One of the computer vision and image understanding methods used for recognition, classification, and restoration of images is a method based on neural networks. In order to reduce the number of input neurons in the network, the image classification system is usually located at the preprocessing step. One of the steps of pre-processing digital images is wavelet transform.

Currently, the wavelet transform is a widely known method used to analyze images and obtain such image characteristics as shape and texture. There are two types used for image processing called **Convolutional Neural Networks **(CNN) and **Deep Convolutional Neural Networks** (DCNN).

A typical way to use CNN is to classify images: if there is a cat in the image, the network will issue a “cat’, if there is a dog – a “dog”. Such networks usually use a “scanner” that does not parse all the data at once. For example, if you have an image of 200 × 200, you will not immediately process all 40 thousand pixels. Instead, the network counts a 20 x 20 square (usually from the upper left corner), then moves 1 pixel and counts a new square, and so on.
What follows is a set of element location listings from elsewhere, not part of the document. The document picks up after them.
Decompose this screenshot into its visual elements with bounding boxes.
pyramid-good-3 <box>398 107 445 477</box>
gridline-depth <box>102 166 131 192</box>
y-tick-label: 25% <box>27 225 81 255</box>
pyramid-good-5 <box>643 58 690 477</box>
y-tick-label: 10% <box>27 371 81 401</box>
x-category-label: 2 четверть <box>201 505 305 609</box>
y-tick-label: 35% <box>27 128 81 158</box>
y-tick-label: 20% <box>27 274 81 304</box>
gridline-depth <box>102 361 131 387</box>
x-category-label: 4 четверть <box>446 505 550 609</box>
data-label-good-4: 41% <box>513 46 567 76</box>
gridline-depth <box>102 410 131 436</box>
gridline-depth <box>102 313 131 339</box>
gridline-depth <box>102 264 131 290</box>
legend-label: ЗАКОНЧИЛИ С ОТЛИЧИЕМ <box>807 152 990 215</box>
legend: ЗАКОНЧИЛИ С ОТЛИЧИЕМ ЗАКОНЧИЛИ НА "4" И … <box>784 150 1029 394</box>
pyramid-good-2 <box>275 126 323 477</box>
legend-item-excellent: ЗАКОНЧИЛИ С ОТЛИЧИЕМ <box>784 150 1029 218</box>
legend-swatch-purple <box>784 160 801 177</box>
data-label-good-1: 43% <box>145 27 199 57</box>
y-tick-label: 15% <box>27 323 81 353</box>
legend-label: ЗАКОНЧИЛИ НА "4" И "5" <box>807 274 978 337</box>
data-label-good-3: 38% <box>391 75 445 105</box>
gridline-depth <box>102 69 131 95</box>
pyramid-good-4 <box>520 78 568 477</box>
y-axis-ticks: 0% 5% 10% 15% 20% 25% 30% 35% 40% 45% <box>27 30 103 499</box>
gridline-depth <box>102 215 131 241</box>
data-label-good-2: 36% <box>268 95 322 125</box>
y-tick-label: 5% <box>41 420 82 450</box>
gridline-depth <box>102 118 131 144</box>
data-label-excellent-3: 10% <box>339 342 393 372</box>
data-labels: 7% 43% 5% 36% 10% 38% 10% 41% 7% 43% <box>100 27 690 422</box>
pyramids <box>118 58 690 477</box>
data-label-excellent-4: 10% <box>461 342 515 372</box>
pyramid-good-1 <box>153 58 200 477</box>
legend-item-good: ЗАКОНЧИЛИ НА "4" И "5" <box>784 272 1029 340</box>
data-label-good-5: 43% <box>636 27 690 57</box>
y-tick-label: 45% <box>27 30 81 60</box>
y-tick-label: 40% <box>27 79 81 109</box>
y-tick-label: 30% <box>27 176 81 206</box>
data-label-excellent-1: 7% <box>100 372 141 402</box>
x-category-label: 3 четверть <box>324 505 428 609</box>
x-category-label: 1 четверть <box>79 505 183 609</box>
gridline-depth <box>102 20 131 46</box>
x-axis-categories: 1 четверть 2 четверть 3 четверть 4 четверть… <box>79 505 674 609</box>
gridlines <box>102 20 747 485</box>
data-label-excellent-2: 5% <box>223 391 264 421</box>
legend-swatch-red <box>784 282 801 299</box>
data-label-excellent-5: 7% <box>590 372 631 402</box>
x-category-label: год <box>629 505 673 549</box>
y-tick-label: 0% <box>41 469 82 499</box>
This input data is then transmitted through convolutional layers, in which not all nodes are interconnected. These layers tend to shrink with depth, with often used degrees of two: 32, 16, 8, 4, 2, 1. In practice, FFNN is attached to the end of CNN for further data processing. Such networks are called deep (DCNN).

## Summing up Computer Vision and Image Understanding

We accumulate a huge amount of information, the process of learning a neural network does not stop for a second. For a person, it is not particularly difficult to restore a perspective from a flat picture and imagine what it would all look like in three dimensions. Computer all this is given much more complicated. And primarily because of the problem of accumulation of experience.

Since at the moment there is no universal metric, we will keep up researching in the field of computer vision and image understanding, and we will be happy to respond to your comments if something is interesting or remains unclear.